Design, Setting, and Participants
Starting in 1999, Project Viva recruited pregnant women from eastern Massachusetts. Mother-child in-person visits occurred throughout childhood. From January 23, 2012, to October 16, 2016, 804 adolescents aged 12 to 17 years completed 5 days or more of wrist actigraphy, questionnaires, and anthropometric measurements. A cross-sectional analysis using these data was conducted from April 31, 2018, to May 1, 2019.

Exposures
Chronotype, measured via a continuous scale with higher scores indicating greater evening preferences, and social jet lag, measured as the continuous difference in actigraphy sleep midpoint in hours from midnight on weekends vs weekdays, with higher values representing more delayed sleep timing on weekends.

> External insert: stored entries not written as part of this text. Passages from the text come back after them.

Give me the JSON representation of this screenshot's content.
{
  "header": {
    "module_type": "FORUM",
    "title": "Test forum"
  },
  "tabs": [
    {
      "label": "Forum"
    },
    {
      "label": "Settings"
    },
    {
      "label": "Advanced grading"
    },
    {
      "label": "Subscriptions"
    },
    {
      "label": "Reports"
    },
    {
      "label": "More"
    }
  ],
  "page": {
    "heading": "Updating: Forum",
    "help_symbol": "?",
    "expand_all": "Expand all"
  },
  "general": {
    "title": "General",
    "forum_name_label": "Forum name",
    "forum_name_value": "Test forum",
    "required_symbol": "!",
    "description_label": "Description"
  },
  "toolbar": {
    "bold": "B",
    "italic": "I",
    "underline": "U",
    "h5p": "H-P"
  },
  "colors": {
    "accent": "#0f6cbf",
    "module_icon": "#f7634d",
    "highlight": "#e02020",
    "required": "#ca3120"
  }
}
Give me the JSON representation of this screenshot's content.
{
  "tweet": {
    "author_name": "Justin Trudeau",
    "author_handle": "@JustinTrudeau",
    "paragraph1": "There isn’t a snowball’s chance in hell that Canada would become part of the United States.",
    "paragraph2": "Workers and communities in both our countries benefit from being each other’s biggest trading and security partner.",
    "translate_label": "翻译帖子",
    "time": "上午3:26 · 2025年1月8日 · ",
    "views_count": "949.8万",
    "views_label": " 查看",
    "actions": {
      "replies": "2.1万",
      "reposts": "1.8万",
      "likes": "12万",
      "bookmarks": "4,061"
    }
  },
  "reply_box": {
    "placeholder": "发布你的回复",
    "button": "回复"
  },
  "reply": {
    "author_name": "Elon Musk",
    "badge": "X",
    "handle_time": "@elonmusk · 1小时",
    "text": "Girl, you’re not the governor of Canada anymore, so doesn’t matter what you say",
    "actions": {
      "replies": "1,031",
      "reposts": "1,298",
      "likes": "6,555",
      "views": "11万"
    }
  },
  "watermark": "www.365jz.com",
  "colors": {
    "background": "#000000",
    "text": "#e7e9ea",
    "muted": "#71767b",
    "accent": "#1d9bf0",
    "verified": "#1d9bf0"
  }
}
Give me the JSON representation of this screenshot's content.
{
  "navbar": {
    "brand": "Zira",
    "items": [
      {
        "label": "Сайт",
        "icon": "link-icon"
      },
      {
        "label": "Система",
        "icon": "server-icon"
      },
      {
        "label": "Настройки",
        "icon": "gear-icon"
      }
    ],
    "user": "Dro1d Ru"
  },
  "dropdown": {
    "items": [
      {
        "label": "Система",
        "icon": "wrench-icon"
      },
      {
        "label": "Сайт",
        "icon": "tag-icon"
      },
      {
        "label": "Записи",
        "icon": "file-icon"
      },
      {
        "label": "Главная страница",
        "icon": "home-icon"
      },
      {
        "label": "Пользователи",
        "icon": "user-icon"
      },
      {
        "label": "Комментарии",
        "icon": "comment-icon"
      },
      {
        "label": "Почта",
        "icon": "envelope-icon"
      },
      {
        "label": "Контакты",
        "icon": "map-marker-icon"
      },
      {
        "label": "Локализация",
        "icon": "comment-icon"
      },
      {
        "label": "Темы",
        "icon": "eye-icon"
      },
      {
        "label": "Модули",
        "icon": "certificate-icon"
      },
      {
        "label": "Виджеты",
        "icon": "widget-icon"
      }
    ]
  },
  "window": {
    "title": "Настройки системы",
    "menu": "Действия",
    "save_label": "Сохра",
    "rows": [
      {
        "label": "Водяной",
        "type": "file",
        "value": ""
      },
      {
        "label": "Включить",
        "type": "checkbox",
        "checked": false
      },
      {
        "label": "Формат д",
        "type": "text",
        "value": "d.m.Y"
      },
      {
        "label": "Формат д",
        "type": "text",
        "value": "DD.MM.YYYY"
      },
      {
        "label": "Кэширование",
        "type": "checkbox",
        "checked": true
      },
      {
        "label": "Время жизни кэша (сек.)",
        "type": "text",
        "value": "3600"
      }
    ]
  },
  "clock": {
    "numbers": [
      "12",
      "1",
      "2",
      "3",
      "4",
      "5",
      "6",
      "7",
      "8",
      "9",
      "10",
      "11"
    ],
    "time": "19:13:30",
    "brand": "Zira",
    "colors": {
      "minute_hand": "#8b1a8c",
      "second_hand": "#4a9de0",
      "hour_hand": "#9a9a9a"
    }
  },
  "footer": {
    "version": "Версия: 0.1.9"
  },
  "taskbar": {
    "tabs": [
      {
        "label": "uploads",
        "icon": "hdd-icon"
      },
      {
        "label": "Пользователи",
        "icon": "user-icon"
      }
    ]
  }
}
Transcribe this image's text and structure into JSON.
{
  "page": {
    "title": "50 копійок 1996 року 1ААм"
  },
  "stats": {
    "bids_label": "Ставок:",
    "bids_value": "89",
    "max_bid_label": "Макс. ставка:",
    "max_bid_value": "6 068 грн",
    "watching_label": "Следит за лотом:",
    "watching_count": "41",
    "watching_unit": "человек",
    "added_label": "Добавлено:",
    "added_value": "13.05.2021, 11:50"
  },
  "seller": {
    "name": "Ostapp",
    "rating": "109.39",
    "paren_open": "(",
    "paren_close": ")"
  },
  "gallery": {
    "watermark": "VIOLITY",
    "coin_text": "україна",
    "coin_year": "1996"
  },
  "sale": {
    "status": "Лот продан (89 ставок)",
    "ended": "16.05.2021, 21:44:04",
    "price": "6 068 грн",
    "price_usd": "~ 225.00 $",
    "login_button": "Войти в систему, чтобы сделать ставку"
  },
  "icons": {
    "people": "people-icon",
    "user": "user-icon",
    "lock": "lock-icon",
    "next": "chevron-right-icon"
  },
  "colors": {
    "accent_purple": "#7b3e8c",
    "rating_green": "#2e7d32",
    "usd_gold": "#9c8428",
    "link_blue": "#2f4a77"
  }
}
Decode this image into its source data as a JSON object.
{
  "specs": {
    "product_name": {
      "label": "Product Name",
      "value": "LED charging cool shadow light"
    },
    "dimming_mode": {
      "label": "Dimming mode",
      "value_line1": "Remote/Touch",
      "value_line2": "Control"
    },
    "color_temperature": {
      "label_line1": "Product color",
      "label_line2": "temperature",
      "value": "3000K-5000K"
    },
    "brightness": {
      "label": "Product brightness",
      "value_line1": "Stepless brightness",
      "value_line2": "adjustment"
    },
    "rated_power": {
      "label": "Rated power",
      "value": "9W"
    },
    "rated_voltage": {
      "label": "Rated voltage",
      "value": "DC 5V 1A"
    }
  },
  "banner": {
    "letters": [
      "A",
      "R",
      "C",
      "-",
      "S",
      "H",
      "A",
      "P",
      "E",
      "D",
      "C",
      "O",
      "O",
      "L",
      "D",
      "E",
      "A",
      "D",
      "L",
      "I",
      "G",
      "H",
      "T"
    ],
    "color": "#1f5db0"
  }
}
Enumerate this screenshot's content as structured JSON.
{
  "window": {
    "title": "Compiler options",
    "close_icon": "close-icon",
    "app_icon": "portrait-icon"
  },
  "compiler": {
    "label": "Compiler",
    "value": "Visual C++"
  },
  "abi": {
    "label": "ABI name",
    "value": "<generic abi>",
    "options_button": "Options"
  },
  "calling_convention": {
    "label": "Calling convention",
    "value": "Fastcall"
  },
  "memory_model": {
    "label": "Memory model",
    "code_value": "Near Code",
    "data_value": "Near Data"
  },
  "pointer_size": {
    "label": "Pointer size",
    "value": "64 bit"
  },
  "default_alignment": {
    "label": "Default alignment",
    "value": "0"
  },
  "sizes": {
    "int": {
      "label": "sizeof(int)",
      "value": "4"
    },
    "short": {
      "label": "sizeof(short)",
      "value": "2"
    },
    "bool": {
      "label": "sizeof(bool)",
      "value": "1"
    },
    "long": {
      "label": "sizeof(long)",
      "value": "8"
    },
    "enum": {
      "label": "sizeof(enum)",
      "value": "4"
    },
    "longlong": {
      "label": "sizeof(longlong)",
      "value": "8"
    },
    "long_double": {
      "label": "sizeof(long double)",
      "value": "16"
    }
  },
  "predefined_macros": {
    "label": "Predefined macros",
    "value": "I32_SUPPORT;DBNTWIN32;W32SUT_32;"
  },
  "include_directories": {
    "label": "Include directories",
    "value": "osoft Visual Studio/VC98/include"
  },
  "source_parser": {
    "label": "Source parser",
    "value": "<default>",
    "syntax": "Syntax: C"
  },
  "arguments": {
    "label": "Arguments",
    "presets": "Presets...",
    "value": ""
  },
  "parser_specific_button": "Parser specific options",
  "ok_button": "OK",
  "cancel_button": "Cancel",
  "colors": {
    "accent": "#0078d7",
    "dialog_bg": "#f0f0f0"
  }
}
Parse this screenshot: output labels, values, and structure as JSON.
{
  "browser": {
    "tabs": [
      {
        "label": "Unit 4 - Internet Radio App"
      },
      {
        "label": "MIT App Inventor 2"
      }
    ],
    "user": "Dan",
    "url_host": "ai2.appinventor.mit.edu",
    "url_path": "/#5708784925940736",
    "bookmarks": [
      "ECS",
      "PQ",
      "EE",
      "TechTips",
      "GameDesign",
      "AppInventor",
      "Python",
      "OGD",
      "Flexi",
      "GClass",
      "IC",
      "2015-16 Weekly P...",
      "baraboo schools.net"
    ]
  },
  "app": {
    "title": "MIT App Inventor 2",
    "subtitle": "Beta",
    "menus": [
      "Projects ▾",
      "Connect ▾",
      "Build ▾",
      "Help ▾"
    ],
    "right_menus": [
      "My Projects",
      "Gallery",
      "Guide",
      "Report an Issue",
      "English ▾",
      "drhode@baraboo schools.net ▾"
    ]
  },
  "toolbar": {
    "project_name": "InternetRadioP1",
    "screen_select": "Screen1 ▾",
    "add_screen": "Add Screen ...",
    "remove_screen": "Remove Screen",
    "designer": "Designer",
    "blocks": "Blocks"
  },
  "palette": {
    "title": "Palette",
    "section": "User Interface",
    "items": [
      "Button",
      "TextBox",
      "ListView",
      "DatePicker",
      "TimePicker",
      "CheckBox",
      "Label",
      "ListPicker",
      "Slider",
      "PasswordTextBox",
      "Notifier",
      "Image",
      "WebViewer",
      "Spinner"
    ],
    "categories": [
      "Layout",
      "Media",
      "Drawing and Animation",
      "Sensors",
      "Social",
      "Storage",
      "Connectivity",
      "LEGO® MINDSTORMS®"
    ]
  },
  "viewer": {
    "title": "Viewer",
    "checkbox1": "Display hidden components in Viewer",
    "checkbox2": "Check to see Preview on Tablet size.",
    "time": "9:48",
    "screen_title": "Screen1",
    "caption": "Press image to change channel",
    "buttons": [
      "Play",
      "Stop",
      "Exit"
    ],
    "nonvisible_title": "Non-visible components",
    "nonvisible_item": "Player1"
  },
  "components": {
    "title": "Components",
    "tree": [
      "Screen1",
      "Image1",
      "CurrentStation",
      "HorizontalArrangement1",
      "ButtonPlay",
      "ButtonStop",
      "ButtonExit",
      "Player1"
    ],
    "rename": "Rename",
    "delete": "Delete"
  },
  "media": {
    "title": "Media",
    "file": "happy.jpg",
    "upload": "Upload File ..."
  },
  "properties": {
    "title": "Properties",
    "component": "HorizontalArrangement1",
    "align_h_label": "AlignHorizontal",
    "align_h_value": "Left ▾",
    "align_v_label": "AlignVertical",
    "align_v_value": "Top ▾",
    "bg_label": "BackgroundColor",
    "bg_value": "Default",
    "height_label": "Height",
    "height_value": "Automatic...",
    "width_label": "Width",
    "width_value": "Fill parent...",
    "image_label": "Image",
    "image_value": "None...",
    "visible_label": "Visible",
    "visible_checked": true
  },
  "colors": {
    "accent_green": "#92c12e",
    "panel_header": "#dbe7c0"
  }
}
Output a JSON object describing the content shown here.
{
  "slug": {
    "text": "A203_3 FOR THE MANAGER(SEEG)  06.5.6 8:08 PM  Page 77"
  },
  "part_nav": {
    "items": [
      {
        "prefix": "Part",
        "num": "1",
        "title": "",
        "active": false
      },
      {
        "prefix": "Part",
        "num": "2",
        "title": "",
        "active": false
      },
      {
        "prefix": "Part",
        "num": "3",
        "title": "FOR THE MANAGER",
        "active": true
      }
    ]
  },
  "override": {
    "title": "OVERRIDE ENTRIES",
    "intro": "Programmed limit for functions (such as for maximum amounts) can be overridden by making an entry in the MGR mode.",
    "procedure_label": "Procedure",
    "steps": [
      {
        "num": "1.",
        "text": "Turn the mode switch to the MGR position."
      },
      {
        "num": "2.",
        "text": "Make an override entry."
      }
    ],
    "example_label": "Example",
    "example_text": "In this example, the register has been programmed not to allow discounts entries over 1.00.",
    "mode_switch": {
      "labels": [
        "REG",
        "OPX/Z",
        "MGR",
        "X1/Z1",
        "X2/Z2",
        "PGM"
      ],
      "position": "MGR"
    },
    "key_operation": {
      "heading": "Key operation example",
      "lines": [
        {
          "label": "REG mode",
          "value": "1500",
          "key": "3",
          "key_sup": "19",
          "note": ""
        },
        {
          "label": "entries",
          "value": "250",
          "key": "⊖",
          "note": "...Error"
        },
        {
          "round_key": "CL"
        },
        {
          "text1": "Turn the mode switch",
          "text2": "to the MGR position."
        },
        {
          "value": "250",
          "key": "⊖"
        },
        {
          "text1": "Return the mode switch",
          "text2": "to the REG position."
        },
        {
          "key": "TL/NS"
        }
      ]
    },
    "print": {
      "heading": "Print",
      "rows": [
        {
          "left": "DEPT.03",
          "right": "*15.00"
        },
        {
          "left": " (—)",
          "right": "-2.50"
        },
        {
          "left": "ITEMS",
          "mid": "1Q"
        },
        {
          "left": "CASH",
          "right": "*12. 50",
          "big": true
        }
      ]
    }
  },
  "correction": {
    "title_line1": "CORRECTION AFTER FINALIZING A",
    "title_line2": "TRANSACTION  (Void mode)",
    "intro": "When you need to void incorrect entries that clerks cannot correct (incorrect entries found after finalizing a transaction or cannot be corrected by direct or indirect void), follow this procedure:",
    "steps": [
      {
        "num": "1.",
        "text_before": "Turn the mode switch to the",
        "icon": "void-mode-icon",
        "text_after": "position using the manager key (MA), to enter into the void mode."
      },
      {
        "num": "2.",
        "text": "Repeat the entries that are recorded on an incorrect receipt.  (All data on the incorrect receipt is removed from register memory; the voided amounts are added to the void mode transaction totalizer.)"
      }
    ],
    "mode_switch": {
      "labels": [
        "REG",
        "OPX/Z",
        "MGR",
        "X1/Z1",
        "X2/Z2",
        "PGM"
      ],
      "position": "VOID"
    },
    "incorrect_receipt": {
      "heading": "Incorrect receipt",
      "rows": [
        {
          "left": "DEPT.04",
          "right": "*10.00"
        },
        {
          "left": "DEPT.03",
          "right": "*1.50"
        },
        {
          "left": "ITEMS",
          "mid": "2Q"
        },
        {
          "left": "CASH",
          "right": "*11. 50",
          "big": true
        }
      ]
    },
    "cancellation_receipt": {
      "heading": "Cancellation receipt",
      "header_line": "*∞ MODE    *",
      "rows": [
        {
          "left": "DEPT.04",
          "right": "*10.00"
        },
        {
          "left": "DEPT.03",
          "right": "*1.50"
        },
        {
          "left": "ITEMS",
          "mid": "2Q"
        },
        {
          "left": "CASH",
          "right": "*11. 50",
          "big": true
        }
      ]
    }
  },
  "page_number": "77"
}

Main Outcomes and Measures
Adiposity, measured via anthropometry and dual-energy x-ray absorptiometry. For a subset of 479 adolescents with blood samples, cardiometabolic risk scores were computed as the mean of 5 sex- and cohort-specific z scores for waist circumference, systolic blood pressure, inversely scaled high-density lipoprotein cholesterol, and log-transformed triglycerides and homeostatic model of insulin resistance.

Results
Among the 804 adolescents in the study, 418 were girls and 386 were boys, with a mean (SD) age of 13.2 (0.9) years. In multivariable models adjusted for age, puberty, season, and sociodemographics, associations of chronotype and social jet lag with adiposity varied by sex. For girls, greater evening preference was associated with a 0.58-cm (95% CI, 0.12-1.03 cm; P = .04 for interaction) higher waist circumference and 0.16 kg/m2 (95% CI, 0.01-0.31 kg/m2; P = .03 for interaction) higher fat mass index as measured by dual-energy x-ray absorptiometry; each hour of social jet lag was associated with a 1.19-cm (95% CI, 0.04-2.35 cm; P = .21 for interaction) higher waist circumference and 0.45 kg/m2 (95% CI, 0.09-0.82 kg/m2; P = .01 for interaction) higher fat mass index as measured by dual-energy x-ray absorptiometry. Associations of social jet lag and evening chronotypes persisted for many measures of adiposity after adjustment for sleep duration and other lifestyle behaviors. By contrast, no associations were observed in boys. There were no associations with the cardiometabolic risk score for either sex, although statistical power was low for this outcome.

Conclusions and Relevance
Evening chronotypes and social jet lag were associated with greater adiposity in adolescent girls but not adolescent boys. Interventions aimed at improving sleep schedules may be useful for obesity prevention, especially in girls.